En début de carrière, j’ai longtemps cru que bien comprendre les besoins d’un utilisateur, c’était une question de méthode. Agile, user stories, rituels Scrum bien tenus. J’ai appris que c’était surtout une question de patience, et d’accepter que les gens ne savent souvent pas ce qu’ils veulent jusqu’à ce qu’ils le voient (ou jusqu’à ce qu’on leur pose les bonnes questions).

Ce qui ne marchait pas

Chez Psynapse, j’ai construit un CRM à destination de thérapeutes. Pas des développeurs, pas des product owners rompus aux wireframes. Des gens dont le métier, c’est l’accompagnement humain, et qui n’avaient pas de vocabulaire pour me dire ce dont ils avaient besoin en termes de logiciel.

Au début, je procédais comme sur n’importe quel projet : je posais des questions, je notais les réponses, je revenais avec un prototype. Et je me retrouvais systématiquement avec quelqu’un qui me disait “oui, c’est ce que j’avais demandé… mais ce n’est pas ce que je voulais.” Ca m’a cassé les dents pas mal de fois.

Ce qui a changé la donne

Ce qui a changé la donne, c’est d’arrêter de poser des questions sur l’outil pour poser des questions sur le travail. Pas “vous voulez un formulaire ou une liste ?” mais “quand vous cherchez les infos d’un patient, qu’est-ce qui vous prend du temps aujourd’hui ?”. La différence est énorme. La deuxième question laisse émerger quelque chose de vrai, une douleur réelle, pas une représentation de solution.


Même posture, autre public

Quelques années plus tard, je suis sur une mission dans un grand groupe industriel, en prestation DevOps sur des outils utilisés par des équipes de simulation et de data science. Des ingénieurs brillants, spécialistes de leur domaine, qui n’ont pas toujours les mots pour ce qu’ils attendent d’une plateforme. Et j’ai réalisé que tout ce que j’avais appris avec ces utilisateurs non-techniciens s’appliquait exactement ici.

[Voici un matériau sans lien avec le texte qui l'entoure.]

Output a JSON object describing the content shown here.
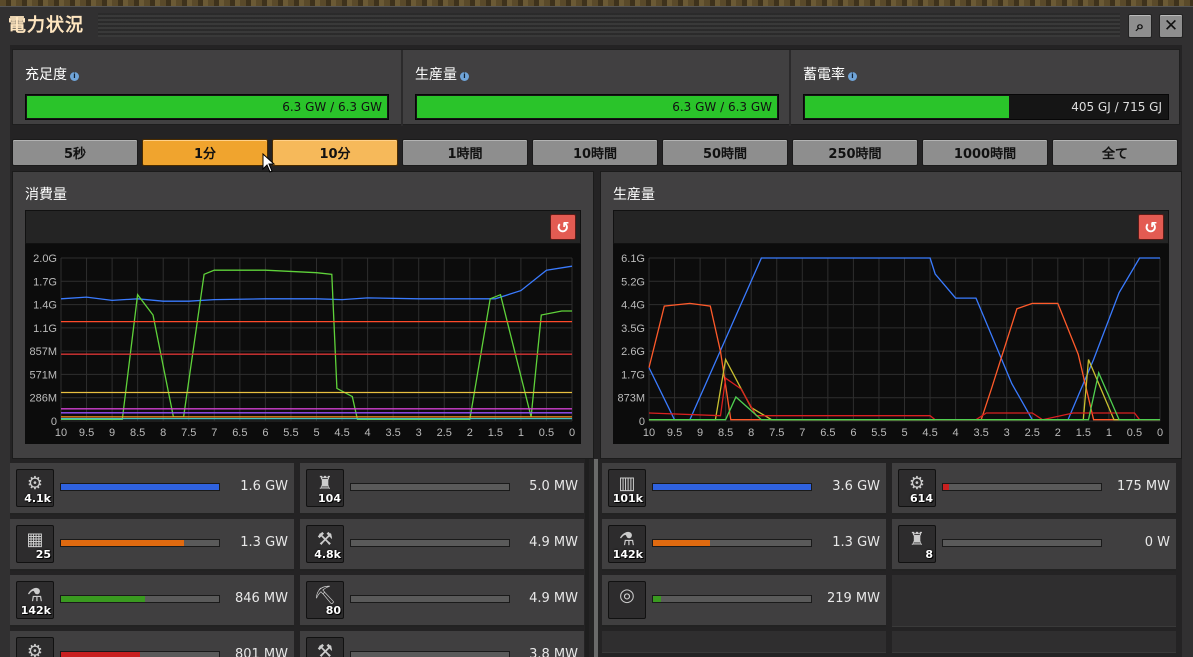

Quand quelqu’un me dit “j’ai besoin que le déploiement soit plus simple”, il me dit en réalité quelque chose comme : “aujourd’hui je perds du temps sur un truc qui n’est pas mon cœur de métier, et ça m’énerve.” La solution peut être un pipeline, une interface, une doc, ou carrément supprimer une étape. Mais si je pars sur le premier truc qui me paraît logique, je risque de construire à côté.

Ca ne change pas la stack. Kubernetes reste Kubernetes. Mais ça change la façon dont j’écoute avant de concevoir, et ça change ce que je priorise quand j’ai plusieurs choses à faire.


Je ne pense pas que cette posture soit “naturelle” pour tout le monde dans les métiers techniques. On a tendance à vouloir résoudre vite, parce que résoudre c’est ce qu’on fait bien. Le risque, c’est de résoudre le mauvais problème avec beaucoup de soin.

Ce que j’ai appris avec des utilisateurs non-techniciens, et que j’applique encore aujourd’hui avec des ingénieurs, c’est qu’un besoin mal formulé n’est pas un problème de communication de leur côté. C’est une invitation à creuser un peu plus.